Now, I wasn’t making a sound, but when I saw that spider scurry and disappear to a certain unknown hideaway under my mattress, my mind was screaming “NOOOOOOOOOOOOOOOOOOOOOOOO!”
See, if that spider makes it under the pillows to the edge of the mattress and disappears between it and the wall it is lost to me.
I wouldn’t have been able to sleep in that room last night if a spider that big, that had been in my bed, simply disappeared into the room.
I could have gone on a Bug Hunt, but...that late at night, with a spider that big, athletic, and experienced, I was not going to find it.
In a flash, I knew my only chance was to hope the spider was motionless under the pillows, so in desperation, as my only option, I instantly grabbed all the pillows and flung them backwards towards the center of the bed hoping to drag the spider with them and expose it.
To my astonishment, the spider did appear, but to my deep horror, it made a beeline for the edge of the mattress where it could escape to safety.
All this, from the sighting of the spider to my flinging the pillows back could not have been more than two, maybe three seconds. And here I was, seeing the spider fleeing along with any chance of my actually sleeping in the house last night.
With an audible groan, I watched the spider disappear over the edge, and knew with a terrible and absolute finality which was devoid of any second chance, that I had lost.
Then, unbelieveably, the spider reappeared, and ran directly across the mattress towards me.
Now, a normal person might think “What was under that mattress that made the spider flee back up onto the top and run directly at me?” or “What?

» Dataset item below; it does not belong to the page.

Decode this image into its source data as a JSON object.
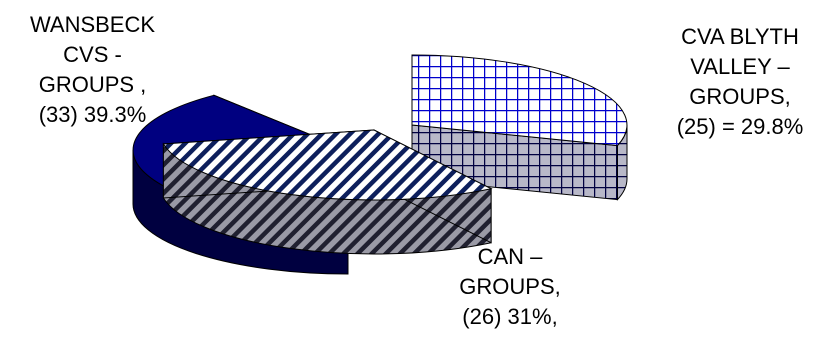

It is attacking!”
But instead, my two thoughts were “I must eradicate that thing with predjudice!” (because I knew I would not get another chance) and “How can I kill a spider that big without squishing green, gooey spider guts all over my clean bedsheets?”

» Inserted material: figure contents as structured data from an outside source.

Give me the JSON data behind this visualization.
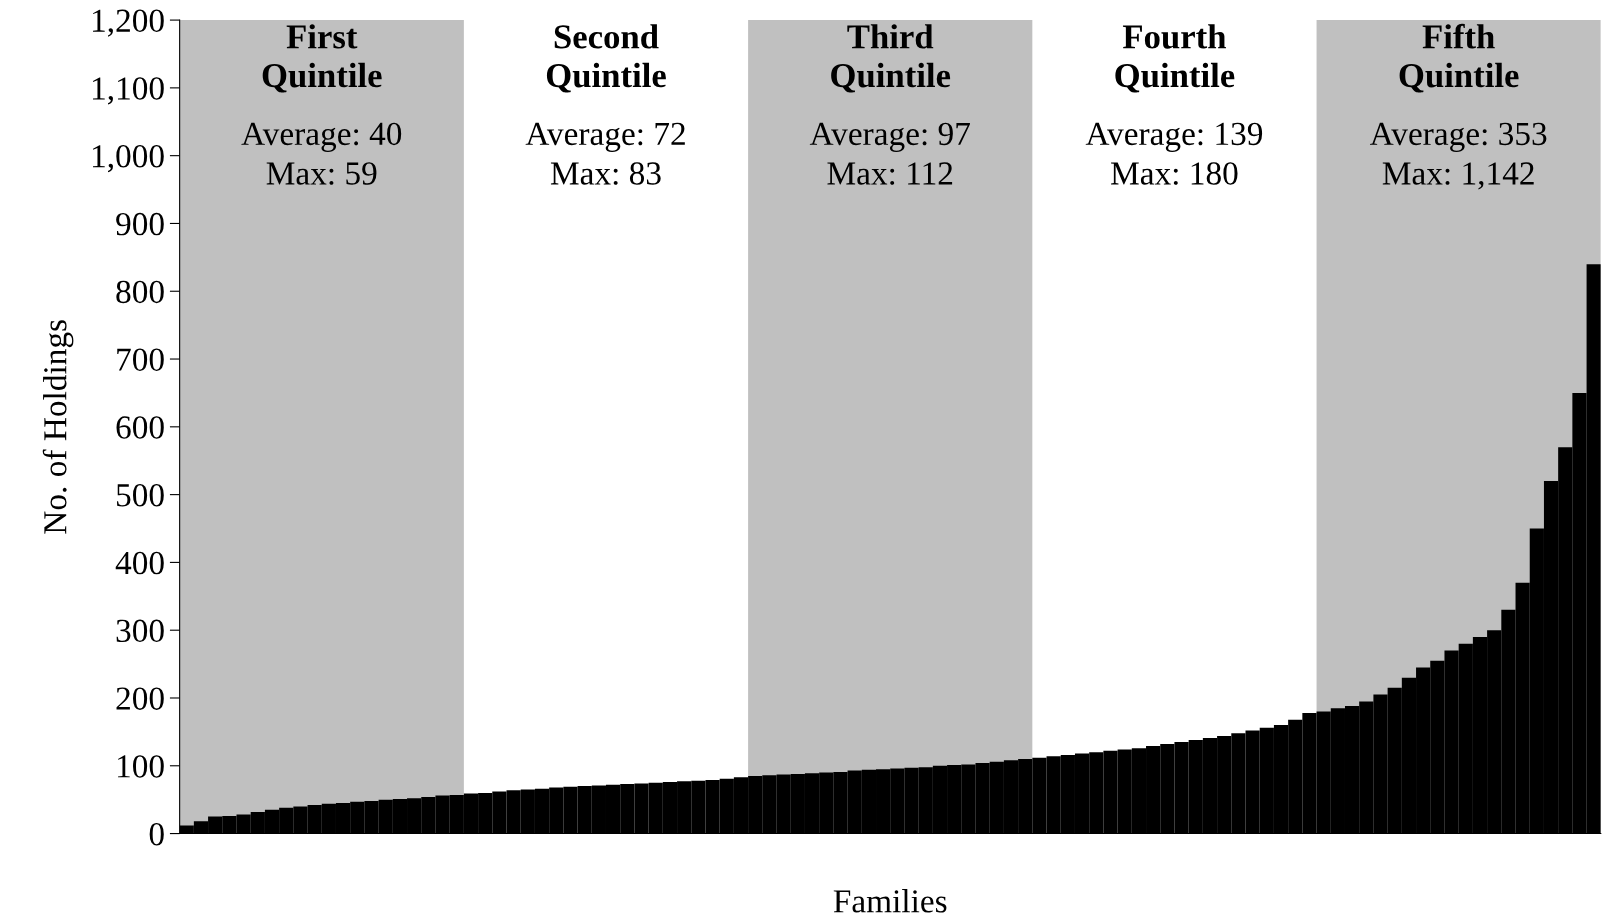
{
  "chart_data": {
    "type": "bar",
    "xlabel": "Families",
    "ylabel": "No. of Holdings",
    "categories": [
      null,
      null,
      null,
      null,
      null,
      null,
      null,
      null,
      null,
      null,
      null,
      null,
      null,
      null,
      null,
      null,
      null,
      null,
      null,
      null,
      null,
      null,
      null,
      null,
      null,
      null,
      null,
      null,
      null,
      null,
      null,
      null,
      null,
      null,
      null,
      null,
      null,
      null,
      null,
      null,
      null,
      null,
      null,
      null,
      null,
      null,
      null,
      null,
      null,
      null,
      null,
      null,
      null,
      null,
      null,
      null,
      null,
      null,
      null,
      null,
      null,
      null,
      null,
      null,
      null,
      null,
      null,
      null,
      null,
      null,
      null,
      null,
      null,
      null,
      null,
      null,
      null,
      null,
      null,
      null,
      null,
      null,
      null,
      null,
      null,
      null,
      null,
      null,
      null,
      null,
      null,
      null,
      null,
      null,
      null,
      null,
      null,
      null,
      null,
      null
    ],
    "values": [
      12,
      18,
      25,
      26,
      28,
      32,
      35,
      38,
      40,
      42,
      44,
      45,
      47,
      48,
      50,
      51,
      52,
      54,
      56,
      57,
      59,
      60,
      62,
      64,
      65,
      66,
      68,
      69,
      70,
      71,
      72,
      73,
      74,
      75,
      76,
      77,
      78,
      79,
      81,
      83,
      85,
      86,
      87,
      88,
      89,
      90,
      91,
      93,
      94,
      95,
      96,
      97,
      98,
      100,
      101,
      102,
      104,
      106,
      108,
      110,
      112,
      114,
      116,
      118,
      120,
      122,
      124,
      126,
      129,
      132,
      135,
      138,
      141,
      144,
      148,
      152,
      156,
      160,
      168,
      178,
      180,
      185,
      188,
      195,
      205,
      215,
      230,
      245,
      255,
      270,
      280,
      290,
      300,
      330,
      370,
      450,
      520,
      570,
      650,
      840
    ],
    "color": "#000000",
    "ylim": [
      0,
      1200
    ],
    "yticks": [
      0,
      100,
      200,
      300,
      400,
      500,
      600,
      700,
      800,
      900,
      {
        "value": 1000,
        "label": "1,000"
      },
      {
        "value": 1100,
        "label": "1,100"
      },
      {
        "value": 1200,
        "label": "1,200"
      }
    ],
    "tick_labels": "y",
    "grid": false,
    "legend": false,
    "annotations": [
      "First\nQuintile",
      "Average: 40\nMax: 59",
      "Second\nQuintile",
      "Average: 72\nMax: 83",
      "Third\nQuintile",
      "Average: 97\nMax: 112",
      "Fourth\nQuintile",
      "Average: 139\nMax: 180",
      "Fifth\nQuintile",
      "Average: 353\nMax: 1,142"
    ]
  }
}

I calculated that swiping it at an oblique to lateral angle would launch it off the bed and onto the floor, where I had a chance to kill it if it were stunned or disoriented for even a second, so without even a split second of delay, I launched myself at it with my swooping cupped hand hopefully throwing it into the air against the wall, and not smearing it in a long, gooey greenish yellow streak with pieces of spider legs mixed in. Worse...smearing yellow spider guts on my hand.
In a flash, I visualized seeing the guts smeared on the heel of my hand, then with smoke streaming off into the air, the spider guts begin to eat through my flesh until it hits my fifth metacarpal, which slows the flesh melting process down temporarily. Kind of the like the Alien’s guts in the movie “Aliens” that eats through the steel deck of the spaceship.
But it didn’t and there that spider was, disoriented, but only for moment, then began stumbling madly back towards the bed to try to disappear under it. I slammed my hand to the floor in front of it, blocking its way, so at a full run, it changed direction. So I thrust my hand to the carpet in front of it, and again, it changed direction, still trying to reach the dark safety under the bed.
All the while (now it is probably only about five or six seconds since I first saw the creature) I am casting about for something-ANYTHING (except my bare hand) to crush the thing. I spied a decorative bowl next to the bed that was full of a jumble of Mah Jong tiles, so I grabbed on, and was finally able to flatten the damn thing.
Granted the innard-laden tile had to be thrown away in a secure trash receptacle along with more paper towel sections than were rationally necessary for removing the guts from the carpet, but...it was dead. I could put my head back on the pillow and sleep.
You can probably tell-I hate spiders!